Habryka [Deactivated] comments on How I failed to form views on AI safety

Habryka [Deactivated] 24 Apr 2022 23:50 UTC
11 points
0 ∶ 0
FWIW, I don’t think the problem with assistance games is that it assumes that ML is not going to get to AGI. The issues seem much deeper than that (mostly of the “grain of truth” sort, and from the fact that in CIRL-like formulations, the actual update-rule for how to update your beliefs about the correct value function is where 99% of the problem lies, and the rest of the decomposition doesn’t really seem to me to reduce the problem very much, but instead just shunts it into a tiny box that then seems to get ignored, as far as I can tell).
- Rohin Shah 25 Apr 2022 8:11 UTC
  2 points
  0 ∶ 0
  Parent
  The issues seem much deeper than that (mostly of the “grain of truth” sort, and from the fact that in CIRL-like formulations, the actual update-rule for how to update your beliefs about the correct value function is where 99% of the problem lies, and the rest of the decomposition doesn’t really seem to me to reduce the problem very much
  Sounds right, and compatible with everything I said? (Not totally sure what counts as “reducing the problem”, plausibly I’d disagree with you there.)
  Like, if you were trying to go to the Moon, and you discovered the rocket equation and some BOTECs said it might be feasible to use, I think (a) you should be excited about this new paradigm for how to get to the Moon, and (b) “99% of the problem” still lies ahead of you, in making a device that actually uses the rocket equation appropriately.
  Is there some other paradigm for AI alignment (neural net based or otherwise) that you think solves more than “1% of the problem”? I’ll be happy to shoot it down for you.
  instead just shunts it into a tiny box that then seems to get ignored, as far as I can tell
  This is definitely a known problem. I think you don’t see much work on it because (a) there isn’t much work on assistance games in general (my outsider impression is that many CHAI grad students are focused on neural nets), and (b) it’s the sort of work that is particularly hard to do in academia.

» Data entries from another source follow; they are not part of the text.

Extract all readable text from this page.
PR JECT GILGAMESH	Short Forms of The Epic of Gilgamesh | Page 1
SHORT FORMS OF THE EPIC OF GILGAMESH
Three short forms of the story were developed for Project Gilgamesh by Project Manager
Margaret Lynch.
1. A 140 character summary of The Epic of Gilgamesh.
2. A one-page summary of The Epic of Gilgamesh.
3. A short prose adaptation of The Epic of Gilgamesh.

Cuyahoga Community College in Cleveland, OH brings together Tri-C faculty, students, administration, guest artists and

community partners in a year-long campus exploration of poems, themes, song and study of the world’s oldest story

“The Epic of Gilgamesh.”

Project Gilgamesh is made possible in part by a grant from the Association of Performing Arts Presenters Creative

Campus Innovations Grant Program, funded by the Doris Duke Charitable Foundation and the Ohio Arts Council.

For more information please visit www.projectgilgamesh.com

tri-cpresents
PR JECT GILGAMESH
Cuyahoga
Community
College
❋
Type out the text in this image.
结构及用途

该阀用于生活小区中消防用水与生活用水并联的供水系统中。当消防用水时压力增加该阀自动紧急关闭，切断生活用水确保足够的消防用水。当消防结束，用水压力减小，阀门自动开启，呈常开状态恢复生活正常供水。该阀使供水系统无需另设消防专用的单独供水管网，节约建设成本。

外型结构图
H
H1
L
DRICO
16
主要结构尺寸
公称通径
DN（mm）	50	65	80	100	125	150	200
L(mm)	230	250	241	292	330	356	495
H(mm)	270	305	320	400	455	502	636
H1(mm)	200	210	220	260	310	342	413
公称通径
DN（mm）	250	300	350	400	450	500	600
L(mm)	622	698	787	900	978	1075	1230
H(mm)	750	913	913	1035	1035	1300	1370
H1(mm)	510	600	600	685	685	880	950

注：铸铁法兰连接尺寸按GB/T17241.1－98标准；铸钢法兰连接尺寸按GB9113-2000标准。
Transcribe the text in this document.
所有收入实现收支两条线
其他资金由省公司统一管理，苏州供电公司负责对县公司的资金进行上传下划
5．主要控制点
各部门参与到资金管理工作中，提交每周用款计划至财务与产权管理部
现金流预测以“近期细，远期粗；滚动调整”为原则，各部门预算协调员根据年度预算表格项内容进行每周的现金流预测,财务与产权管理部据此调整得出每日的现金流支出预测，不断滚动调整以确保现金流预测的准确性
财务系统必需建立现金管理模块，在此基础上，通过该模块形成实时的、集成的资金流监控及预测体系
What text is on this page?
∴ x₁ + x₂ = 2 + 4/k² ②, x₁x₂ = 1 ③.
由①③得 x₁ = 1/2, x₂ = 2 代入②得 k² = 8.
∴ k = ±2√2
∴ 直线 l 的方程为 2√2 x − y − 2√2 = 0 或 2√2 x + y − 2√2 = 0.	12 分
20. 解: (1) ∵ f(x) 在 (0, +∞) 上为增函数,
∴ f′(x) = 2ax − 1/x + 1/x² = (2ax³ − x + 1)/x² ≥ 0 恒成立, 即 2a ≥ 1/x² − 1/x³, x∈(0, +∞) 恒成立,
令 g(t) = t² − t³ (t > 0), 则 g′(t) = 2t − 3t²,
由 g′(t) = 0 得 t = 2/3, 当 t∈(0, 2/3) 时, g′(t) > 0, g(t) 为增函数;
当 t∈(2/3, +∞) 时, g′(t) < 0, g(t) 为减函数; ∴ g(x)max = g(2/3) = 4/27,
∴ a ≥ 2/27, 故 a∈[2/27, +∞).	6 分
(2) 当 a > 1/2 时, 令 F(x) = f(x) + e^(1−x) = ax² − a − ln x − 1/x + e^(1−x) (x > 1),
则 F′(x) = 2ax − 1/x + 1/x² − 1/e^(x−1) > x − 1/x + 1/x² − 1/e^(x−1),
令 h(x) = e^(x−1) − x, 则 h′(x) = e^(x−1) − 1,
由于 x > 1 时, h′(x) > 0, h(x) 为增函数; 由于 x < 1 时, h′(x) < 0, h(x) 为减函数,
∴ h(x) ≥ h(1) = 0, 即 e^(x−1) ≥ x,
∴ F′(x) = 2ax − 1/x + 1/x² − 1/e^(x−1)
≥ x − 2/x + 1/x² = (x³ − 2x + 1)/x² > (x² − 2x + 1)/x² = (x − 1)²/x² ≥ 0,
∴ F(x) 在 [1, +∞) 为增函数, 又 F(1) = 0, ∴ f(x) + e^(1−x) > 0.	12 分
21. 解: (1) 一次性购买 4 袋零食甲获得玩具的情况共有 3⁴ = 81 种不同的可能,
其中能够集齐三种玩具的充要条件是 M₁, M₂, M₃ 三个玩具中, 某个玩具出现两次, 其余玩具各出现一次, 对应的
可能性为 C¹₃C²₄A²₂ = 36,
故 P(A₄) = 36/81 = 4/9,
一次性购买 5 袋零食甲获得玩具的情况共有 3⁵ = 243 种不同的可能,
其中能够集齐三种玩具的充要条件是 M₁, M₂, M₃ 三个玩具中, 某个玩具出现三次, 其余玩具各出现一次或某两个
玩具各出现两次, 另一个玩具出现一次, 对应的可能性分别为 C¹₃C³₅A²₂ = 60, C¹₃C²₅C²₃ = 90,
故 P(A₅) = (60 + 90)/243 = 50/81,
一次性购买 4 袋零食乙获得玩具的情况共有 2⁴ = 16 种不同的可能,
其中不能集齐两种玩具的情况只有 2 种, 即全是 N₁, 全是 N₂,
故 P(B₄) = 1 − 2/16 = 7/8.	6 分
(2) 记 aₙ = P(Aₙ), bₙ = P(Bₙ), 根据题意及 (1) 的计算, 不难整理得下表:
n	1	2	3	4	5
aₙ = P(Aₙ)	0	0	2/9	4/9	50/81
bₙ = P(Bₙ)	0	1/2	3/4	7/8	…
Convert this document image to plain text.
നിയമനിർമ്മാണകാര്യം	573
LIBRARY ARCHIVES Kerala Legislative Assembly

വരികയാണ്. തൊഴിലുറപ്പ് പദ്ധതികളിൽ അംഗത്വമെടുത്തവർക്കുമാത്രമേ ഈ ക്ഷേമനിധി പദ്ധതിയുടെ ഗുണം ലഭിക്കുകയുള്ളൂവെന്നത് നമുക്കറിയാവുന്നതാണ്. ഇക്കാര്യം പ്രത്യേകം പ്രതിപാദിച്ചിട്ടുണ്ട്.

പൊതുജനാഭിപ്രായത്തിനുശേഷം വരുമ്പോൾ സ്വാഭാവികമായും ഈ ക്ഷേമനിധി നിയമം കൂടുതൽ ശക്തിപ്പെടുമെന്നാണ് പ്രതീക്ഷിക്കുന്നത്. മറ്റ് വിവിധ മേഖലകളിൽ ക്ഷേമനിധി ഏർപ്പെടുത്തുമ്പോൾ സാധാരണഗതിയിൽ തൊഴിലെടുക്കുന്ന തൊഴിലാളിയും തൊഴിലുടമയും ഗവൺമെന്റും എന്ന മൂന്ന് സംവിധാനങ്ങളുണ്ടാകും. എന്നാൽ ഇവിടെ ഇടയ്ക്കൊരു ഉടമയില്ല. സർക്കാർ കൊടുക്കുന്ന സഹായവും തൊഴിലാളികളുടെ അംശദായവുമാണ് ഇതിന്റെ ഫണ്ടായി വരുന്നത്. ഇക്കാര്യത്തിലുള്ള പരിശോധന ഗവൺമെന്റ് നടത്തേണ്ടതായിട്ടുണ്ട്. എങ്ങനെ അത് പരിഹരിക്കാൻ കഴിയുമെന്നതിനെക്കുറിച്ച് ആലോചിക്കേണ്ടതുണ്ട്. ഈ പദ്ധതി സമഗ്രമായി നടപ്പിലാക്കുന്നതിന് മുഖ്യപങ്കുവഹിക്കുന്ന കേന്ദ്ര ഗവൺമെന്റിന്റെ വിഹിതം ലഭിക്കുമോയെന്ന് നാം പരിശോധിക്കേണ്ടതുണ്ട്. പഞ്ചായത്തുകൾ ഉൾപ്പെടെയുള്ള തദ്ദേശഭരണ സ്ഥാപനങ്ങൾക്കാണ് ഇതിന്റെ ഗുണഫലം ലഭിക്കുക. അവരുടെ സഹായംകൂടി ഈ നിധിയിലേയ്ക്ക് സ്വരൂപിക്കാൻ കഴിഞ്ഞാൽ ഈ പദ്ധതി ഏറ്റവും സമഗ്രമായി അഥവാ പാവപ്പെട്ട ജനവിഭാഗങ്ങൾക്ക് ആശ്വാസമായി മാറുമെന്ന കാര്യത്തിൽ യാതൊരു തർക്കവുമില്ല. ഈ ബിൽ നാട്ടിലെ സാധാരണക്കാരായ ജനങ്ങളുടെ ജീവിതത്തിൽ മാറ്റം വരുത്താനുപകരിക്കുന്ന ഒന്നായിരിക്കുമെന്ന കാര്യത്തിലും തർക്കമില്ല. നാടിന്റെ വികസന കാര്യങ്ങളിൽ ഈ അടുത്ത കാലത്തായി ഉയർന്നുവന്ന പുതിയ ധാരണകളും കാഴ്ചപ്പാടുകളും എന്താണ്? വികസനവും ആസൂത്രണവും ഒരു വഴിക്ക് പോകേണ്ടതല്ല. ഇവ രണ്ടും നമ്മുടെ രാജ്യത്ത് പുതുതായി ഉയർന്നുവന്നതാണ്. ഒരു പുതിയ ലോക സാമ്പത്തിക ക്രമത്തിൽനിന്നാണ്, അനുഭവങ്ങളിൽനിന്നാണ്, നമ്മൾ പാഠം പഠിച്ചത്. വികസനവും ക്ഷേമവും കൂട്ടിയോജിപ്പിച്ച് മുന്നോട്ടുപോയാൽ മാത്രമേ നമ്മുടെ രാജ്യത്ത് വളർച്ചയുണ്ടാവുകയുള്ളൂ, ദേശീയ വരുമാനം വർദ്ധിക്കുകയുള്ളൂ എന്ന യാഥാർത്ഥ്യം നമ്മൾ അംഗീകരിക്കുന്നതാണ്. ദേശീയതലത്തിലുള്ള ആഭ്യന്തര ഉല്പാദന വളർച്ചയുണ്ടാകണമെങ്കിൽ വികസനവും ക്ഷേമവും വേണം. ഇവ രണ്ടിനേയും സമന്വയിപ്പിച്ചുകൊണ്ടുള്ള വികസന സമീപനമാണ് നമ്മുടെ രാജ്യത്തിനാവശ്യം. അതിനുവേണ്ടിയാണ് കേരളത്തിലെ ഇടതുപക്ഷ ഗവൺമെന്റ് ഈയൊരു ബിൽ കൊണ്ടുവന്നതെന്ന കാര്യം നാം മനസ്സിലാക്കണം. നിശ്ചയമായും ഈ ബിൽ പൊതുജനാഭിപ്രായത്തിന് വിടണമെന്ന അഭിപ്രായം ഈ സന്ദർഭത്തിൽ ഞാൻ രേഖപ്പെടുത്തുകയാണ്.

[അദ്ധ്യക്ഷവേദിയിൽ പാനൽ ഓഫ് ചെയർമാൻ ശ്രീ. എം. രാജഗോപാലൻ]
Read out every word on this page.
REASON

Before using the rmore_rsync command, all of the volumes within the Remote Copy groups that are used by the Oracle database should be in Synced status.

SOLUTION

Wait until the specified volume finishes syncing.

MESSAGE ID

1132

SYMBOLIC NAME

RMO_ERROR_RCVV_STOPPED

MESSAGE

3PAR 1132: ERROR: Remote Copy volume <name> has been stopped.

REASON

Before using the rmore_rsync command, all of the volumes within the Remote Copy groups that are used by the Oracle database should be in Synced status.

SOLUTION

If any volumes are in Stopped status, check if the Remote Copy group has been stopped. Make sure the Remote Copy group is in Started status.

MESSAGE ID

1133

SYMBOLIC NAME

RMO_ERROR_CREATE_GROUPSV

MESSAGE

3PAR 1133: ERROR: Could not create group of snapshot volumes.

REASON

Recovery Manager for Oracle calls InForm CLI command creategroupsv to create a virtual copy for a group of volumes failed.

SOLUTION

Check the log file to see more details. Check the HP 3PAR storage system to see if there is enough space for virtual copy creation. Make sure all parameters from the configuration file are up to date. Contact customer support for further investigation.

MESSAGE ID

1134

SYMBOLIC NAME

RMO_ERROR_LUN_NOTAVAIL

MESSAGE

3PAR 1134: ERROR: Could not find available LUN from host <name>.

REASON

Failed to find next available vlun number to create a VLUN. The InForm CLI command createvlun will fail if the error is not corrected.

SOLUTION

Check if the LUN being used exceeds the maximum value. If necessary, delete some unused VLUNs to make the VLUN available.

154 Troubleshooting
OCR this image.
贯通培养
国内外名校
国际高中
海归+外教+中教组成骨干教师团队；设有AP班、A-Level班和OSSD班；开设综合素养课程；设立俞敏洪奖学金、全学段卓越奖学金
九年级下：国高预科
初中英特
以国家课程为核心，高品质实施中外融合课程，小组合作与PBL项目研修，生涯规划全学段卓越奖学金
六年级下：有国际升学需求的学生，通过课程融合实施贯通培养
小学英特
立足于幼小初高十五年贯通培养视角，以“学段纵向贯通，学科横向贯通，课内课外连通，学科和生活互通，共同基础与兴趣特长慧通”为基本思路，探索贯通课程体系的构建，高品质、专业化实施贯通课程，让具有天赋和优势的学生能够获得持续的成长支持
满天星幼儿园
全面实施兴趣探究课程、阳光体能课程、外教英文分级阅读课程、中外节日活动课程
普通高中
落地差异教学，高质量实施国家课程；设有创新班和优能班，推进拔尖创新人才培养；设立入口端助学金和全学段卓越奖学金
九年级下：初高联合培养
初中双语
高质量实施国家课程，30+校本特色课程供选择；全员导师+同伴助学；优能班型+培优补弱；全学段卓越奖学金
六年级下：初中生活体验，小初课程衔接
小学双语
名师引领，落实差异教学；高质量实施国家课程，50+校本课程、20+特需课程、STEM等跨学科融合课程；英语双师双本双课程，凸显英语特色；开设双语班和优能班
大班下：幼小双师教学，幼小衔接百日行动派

  - Habryka [Deactivated] 27 Apr 2022 17:53 UTC
    8 points
    0 ∶ 0
    Parent
    Some abstractions that feel like they do real work on AI Alignment (compared to CIRL stuff):
    Inner optimization
    Intent alignment vs. impact alignment
    Natural abstraction hypothesis
    Coherent Extrapolated Volition
    Instrumental convergence
    Acausal trade
    None of these are paradigms, but all of them feel like they do substantially reduce the problem, in a way that doesn’t feel true for CIRL. It is possible I have a skewed perception of actual CIRL stuff, based on your last paragraph though, so it’s plausible we are just talking about different things.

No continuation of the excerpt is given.